A situação ilustra um dilema comum no futebol moderno: investimento elevado nem sempre garante espaço garantido. Andrew chegou ao Rio de Janeiro com status de aprimoramento para o setor, mas não conseguiu desbancar Rossi, que segue tendo a confiança da comissão apesar dos recentes tropeços. O português, formado nas categorias de base do clube, mantém seu lugar mesmo em momento de instabilidade na defesa rubro-negra.
O peso financeiro e a questão do banco
Com um investimento próximo aos R$ 35 milhões, Andrew representa um dos reforços mais caros do Flamengo em sua posição nos últimos anos. Deixá-lo no banco de suplentes, portanto, traz consigo perguntas sobre planejamento e aproveitamento de recursos.
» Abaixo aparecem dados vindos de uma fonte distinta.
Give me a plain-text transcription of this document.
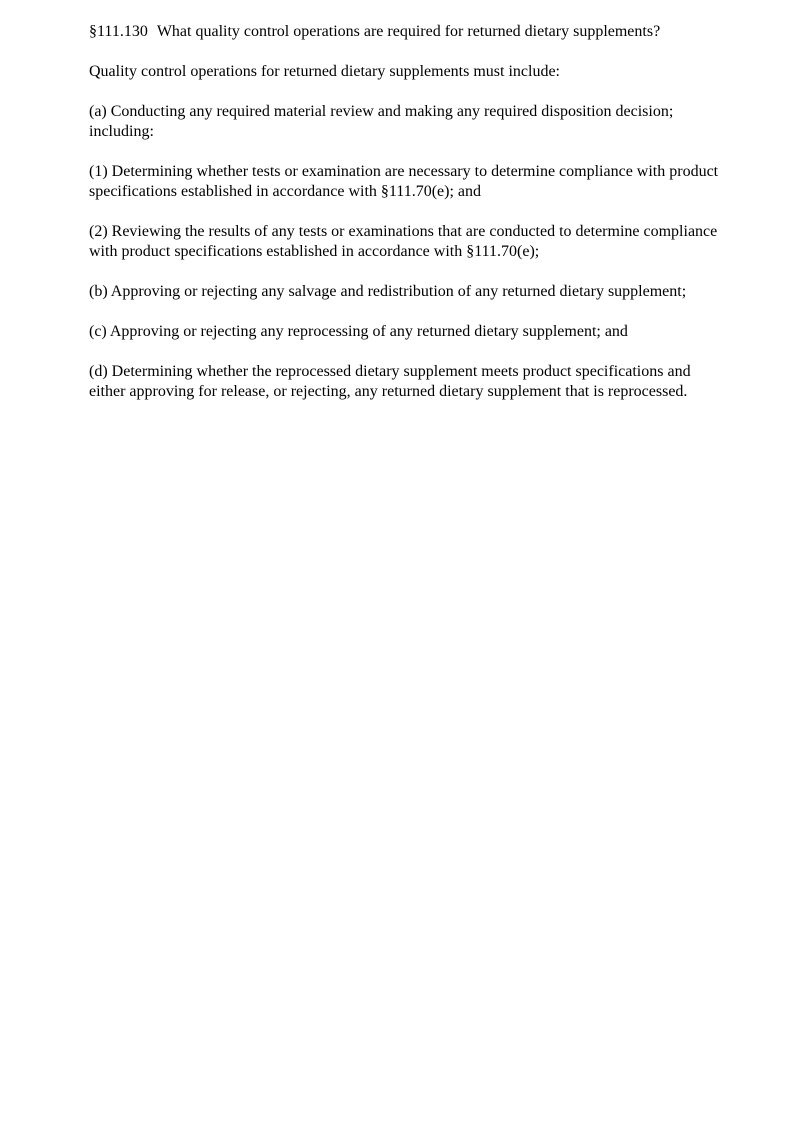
§111.130 What quality control operations are required for returned dietary supplements?

Quality control operations for returned dietary supplements must include:

(a) Conducting any required material review and making any required disposition decision; including:

(1) Determining whether tests or examination are necessary to determine compliance with product specifications established in accordance with §111.70(e); and

(2) Reviewing the results of any tests or examinations that are conducted to determine compliance with product specifications established in accordance with §111.70(e);

(b) Approving or rejecting any salvage and redistribution of any returned dietary supplement;

(c) Approving or rejecting any reprocessing of any returned dietary supplement; and

(d) Determining whether the reprocessed dietary supplement meets product specifications and either approving for release, or rejecting, any returned dietary supplement that is reprocessed.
A decisão de manter Rossi como titular, apesar das críticas recentes, sugere que a confiança na continuidade supera a tentação de promover mudanças bruscas. Em um contexto onde o Flamengo busca estabilidade defensiva, trocar de goleiro a cada queda de rendimento poderia trazer mais instabilidade ainda.
A permanência de Andrew na condição de suplente também reflete a dificuldade que reforços internacionais enfrentam para se adaptarem ao futebol brasileiro — e, neste caso específico, à competitividade interna de um elenco que prefere manter suas peças tradicionais.